The mystic hesitated--"No, Lucilla," said he, at length; "no, it is a dark
and comfortless path, that of prescience and unearthly knowledge, save to
the few that walk it with a gifted light and a fearless soul. It is not
for women or children--nay, for few amongst men: it withers up the sap of
life, and makes the hair grey before its time. No, no; take the broad
sunshine, and the brief but sweet flowers of earth; they are better for
thee, my child, and for thy years than the fever and hope of the
night-dream and the planetary influence."
So saying, the astrologer replaced the image within the leaves of one of
his books; and with prudence not common to him, thrust the volume into a
drawer, which he locked. The fair face of Lucilla became clouded, but the
ill health of her father imposed a restraint on her wild temper.
Just at that moment the door slowly opened, and the Englishman stood
before the daughter and sire. They did not note him at first. The
solitary servant of the sage had admitted him; he had proceeded, without
ceremony, to the well-remembered apartment.
As he now stood gazing on the pair, he observed with an inward smile, how
exactly their present attitudes (as well as the old aspect of the scene)
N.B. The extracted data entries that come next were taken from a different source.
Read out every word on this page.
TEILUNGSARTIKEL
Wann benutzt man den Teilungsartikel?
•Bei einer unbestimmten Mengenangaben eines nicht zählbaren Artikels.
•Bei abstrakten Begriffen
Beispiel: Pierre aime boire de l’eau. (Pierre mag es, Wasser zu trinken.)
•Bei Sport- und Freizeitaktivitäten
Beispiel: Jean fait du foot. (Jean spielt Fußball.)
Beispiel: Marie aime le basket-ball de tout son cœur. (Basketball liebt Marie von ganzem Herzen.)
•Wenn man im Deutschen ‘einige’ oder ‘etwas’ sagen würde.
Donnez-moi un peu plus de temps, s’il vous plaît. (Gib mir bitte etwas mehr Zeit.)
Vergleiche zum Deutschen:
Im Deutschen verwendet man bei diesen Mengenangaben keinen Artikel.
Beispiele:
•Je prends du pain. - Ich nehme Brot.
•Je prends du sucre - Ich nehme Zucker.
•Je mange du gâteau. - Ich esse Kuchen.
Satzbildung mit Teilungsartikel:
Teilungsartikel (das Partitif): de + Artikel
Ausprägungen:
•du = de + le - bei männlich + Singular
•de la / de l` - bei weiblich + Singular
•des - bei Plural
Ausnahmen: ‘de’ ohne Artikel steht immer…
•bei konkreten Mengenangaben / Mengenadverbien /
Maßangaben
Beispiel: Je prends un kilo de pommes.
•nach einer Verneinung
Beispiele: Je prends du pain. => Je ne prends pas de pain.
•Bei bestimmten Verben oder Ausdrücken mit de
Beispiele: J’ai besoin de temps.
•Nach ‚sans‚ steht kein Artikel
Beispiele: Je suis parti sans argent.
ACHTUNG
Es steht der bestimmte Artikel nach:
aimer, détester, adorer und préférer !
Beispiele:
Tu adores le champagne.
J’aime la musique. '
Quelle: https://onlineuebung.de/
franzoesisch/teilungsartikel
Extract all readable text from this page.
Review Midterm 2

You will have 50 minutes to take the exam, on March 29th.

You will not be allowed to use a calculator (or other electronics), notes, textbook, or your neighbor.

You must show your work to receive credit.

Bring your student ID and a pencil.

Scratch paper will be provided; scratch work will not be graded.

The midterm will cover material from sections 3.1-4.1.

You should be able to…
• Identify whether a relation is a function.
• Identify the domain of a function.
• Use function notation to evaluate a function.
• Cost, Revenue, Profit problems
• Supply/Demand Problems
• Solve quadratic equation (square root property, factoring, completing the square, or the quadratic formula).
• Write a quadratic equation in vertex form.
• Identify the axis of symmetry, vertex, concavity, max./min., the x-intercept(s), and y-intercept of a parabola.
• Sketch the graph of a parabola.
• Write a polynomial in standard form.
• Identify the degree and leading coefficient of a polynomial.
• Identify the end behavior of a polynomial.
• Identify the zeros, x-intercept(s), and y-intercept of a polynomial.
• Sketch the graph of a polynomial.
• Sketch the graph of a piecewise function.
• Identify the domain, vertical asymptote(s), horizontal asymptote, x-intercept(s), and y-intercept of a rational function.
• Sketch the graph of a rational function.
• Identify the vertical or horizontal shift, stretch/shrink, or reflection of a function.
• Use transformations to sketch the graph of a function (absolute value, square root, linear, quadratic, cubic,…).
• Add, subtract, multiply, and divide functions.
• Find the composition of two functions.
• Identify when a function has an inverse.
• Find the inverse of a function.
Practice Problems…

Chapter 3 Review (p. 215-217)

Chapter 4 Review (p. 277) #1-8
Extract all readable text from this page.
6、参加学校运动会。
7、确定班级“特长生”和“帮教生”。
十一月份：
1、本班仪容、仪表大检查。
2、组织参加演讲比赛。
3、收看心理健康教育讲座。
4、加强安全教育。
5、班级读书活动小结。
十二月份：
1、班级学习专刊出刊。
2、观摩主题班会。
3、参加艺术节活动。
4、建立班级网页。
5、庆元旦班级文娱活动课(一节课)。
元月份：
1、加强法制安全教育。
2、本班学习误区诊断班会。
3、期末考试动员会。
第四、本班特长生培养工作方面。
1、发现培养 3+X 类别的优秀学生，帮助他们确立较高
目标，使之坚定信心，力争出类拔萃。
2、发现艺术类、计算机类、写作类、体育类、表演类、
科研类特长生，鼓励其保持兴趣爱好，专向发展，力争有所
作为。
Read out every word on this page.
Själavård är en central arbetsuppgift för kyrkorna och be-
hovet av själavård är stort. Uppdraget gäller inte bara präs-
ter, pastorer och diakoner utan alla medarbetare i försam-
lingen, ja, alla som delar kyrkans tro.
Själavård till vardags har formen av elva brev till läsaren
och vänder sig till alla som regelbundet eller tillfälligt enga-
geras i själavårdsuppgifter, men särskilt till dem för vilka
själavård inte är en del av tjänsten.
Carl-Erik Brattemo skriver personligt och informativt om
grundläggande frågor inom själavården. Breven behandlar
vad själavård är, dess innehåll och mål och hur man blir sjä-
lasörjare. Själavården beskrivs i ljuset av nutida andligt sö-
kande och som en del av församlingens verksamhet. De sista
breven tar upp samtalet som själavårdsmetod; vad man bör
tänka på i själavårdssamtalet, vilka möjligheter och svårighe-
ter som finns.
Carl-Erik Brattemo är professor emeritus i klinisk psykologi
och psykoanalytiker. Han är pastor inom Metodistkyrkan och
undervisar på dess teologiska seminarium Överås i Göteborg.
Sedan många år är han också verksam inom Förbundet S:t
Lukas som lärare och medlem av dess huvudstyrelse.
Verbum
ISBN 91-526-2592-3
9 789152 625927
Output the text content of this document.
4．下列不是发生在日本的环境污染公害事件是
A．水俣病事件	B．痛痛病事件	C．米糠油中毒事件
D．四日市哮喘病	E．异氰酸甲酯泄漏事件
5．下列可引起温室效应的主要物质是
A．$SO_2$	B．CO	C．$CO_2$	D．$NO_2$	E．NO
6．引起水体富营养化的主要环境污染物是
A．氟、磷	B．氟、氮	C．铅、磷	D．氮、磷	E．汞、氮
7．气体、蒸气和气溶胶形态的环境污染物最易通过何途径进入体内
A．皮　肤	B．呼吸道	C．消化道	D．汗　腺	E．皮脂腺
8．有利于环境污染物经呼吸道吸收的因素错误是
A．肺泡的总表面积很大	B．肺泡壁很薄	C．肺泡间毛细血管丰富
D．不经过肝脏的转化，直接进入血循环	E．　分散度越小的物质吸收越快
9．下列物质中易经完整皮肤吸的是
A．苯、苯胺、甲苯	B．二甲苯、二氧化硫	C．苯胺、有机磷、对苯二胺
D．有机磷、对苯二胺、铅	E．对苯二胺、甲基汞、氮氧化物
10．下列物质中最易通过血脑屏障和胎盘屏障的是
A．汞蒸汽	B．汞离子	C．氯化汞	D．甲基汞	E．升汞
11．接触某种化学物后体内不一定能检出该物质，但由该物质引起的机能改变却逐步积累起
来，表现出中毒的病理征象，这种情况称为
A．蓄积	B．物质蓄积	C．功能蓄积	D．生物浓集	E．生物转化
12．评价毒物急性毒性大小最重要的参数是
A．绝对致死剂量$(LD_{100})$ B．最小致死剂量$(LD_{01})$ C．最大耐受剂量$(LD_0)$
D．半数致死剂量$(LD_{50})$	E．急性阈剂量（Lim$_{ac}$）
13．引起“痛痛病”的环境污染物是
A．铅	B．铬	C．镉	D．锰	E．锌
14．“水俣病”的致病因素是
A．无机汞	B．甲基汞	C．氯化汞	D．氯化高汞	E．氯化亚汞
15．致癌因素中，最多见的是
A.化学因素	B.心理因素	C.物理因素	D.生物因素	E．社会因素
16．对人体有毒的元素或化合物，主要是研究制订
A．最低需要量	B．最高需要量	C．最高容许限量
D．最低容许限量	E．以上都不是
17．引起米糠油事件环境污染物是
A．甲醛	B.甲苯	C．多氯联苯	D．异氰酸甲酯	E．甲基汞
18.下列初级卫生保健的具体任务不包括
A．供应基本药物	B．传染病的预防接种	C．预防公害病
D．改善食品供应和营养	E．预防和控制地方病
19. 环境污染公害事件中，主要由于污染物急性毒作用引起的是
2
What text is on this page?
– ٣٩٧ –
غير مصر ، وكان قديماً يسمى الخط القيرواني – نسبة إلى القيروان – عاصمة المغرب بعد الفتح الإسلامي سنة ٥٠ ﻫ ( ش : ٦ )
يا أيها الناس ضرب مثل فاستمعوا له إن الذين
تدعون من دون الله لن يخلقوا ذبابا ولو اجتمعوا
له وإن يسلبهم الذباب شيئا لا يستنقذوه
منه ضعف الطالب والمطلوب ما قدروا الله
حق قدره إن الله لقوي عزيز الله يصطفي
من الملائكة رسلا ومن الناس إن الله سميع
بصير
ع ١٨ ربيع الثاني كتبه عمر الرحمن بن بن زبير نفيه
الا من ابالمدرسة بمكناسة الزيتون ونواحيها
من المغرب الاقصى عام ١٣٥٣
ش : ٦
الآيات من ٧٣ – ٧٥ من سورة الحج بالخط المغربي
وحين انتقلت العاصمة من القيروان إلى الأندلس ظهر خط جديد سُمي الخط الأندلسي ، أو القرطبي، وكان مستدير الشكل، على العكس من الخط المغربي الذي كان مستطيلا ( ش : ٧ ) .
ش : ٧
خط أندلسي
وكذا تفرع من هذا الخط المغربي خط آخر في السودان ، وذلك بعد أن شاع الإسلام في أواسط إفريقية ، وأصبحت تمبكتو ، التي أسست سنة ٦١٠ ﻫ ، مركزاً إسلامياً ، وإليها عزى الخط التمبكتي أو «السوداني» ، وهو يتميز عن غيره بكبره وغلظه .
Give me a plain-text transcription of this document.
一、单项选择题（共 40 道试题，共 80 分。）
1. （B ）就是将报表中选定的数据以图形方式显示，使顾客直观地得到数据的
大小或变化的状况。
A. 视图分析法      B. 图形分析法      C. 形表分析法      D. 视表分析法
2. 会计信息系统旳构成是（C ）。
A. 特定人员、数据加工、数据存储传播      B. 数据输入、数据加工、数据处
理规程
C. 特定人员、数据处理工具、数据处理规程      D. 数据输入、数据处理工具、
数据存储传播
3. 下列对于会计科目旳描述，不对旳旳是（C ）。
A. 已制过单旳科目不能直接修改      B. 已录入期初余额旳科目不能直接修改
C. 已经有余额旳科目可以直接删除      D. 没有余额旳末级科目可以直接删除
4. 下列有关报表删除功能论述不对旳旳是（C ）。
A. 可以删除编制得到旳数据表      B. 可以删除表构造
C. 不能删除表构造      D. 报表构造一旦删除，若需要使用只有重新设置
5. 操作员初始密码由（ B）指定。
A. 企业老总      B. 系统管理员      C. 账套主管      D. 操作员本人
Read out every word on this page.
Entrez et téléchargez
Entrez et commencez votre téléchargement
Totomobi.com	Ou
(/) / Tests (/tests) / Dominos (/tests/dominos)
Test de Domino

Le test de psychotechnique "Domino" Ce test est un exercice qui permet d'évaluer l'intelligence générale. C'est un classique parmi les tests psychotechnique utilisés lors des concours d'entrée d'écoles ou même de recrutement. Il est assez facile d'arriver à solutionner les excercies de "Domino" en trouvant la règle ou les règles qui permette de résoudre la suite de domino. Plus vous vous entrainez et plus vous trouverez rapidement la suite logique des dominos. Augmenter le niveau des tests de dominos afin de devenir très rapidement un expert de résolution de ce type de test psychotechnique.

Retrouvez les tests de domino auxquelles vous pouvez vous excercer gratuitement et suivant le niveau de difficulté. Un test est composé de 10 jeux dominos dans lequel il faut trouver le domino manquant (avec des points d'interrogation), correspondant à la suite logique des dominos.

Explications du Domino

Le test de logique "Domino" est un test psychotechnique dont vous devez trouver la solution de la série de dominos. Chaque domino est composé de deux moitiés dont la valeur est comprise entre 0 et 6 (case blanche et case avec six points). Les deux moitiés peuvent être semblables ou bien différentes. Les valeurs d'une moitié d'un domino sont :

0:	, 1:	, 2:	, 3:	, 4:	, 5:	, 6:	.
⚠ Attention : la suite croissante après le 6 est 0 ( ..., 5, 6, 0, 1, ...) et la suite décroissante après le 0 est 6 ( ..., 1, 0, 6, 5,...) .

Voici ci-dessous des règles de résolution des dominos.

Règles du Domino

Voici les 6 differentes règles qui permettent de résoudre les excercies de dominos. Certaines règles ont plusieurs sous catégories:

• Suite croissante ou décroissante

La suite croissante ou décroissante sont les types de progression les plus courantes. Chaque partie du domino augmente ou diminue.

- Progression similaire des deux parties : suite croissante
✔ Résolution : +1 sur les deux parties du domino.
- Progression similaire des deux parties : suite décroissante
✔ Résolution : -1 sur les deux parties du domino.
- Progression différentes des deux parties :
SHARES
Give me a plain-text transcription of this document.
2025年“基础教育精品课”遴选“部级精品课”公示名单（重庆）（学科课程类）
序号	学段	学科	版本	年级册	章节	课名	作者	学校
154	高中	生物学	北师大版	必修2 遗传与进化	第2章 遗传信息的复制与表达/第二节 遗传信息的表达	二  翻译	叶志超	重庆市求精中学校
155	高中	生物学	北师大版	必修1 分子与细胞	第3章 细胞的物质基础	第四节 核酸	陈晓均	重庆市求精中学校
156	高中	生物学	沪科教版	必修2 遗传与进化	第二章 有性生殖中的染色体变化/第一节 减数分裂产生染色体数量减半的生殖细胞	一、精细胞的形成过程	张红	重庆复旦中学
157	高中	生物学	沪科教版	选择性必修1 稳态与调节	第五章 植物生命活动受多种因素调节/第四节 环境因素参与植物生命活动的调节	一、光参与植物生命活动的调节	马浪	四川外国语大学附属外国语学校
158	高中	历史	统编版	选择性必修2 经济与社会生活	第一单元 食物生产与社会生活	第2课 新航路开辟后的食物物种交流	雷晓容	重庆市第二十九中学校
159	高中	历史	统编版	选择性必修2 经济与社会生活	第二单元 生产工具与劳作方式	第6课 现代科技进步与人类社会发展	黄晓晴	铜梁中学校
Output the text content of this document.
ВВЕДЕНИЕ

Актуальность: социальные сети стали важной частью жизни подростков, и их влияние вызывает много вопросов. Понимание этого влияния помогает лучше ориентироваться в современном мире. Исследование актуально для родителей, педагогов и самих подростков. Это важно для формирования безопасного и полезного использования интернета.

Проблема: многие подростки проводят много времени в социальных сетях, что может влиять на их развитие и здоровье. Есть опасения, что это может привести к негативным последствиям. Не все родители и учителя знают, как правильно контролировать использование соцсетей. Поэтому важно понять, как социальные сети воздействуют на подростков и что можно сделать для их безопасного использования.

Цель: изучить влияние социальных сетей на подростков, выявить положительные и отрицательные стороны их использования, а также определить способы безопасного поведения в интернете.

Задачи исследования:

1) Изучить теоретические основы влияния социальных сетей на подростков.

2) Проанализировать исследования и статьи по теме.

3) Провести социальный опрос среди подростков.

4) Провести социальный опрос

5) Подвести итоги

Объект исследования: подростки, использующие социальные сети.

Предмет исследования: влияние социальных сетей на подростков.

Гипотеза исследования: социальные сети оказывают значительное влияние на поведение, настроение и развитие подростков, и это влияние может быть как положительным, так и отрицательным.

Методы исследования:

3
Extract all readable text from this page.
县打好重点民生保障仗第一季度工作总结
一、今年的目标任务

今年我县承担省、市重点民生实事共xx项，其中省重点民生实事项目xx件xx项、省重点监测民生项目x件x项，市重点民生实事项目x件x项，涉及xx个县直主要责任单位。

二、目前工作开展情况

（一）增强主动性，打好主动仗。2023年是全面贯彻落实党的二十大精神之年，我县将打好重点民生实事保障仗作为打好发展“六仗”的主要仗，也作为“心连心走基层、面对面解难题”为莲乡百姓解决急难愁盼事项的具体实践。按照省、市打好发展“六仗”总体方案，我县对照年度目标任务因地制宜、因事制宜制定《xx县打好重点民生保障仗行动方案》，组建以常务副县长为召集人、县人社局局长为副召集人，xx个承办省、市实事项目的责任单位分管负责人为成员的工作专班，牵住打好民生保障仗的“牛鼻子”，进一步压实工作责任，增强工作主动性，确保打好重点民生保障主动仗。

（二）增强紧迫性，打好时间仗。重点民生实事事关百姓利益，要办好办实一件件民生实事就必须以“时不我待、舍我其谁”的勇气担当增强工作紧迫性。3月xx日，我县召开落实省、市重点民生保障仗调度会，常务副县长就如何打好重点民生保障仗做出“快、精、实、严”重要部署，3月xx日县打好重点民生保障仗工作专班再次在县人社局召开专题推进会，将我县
resembled those in which he had broken upon them on the last evening he
had visited that chamber; the father bending over the old, worn, quaint,
table; and the daughter seated beside him on the same low stool. The
character of their countenances struck him, too, as wearing the same
ominous expression as when those countenances had chilled him on that
evening. For Volktman's features were impressed with the sadness that
breathed from, and caused, his prohibition to his daughter; and that
prohibition had given to her features an abstraction and shadow similar to
the dejection they had worn on the night we recur to.
This remembered coincidence did not cheer the spirits of the young
traveller; he muttered to himself; and then, as if anxious to break the
silence, moved forward with a heavy step.
Volktman started at the sound; and looking up, seemed literally
electrified by this sudden apparition of one whom he had so lately
expressed his desire to see. His lips muttered the intruder's name, one
well known to the reader (it was the name of Godolphin) and then closed;
but Lucilla sprang from her seat, and, clasping her hands joyously
together, darted forward till she came within a foot of the unexpected
visitor. There she abruptly arrested herself, blushed deeply, and stood
before him humbled, agitated, but all vivid with delight.
"What, is this Lucilla?" said Godolphin admiringly: "how beautiful she is
grown!" and advancing, he saluted, with a light and fraternal kiss, her
girlish and damask cheek: then, without heeding her confusion, he turned
to the astrologer, who by this time had a little recovered from his amaze.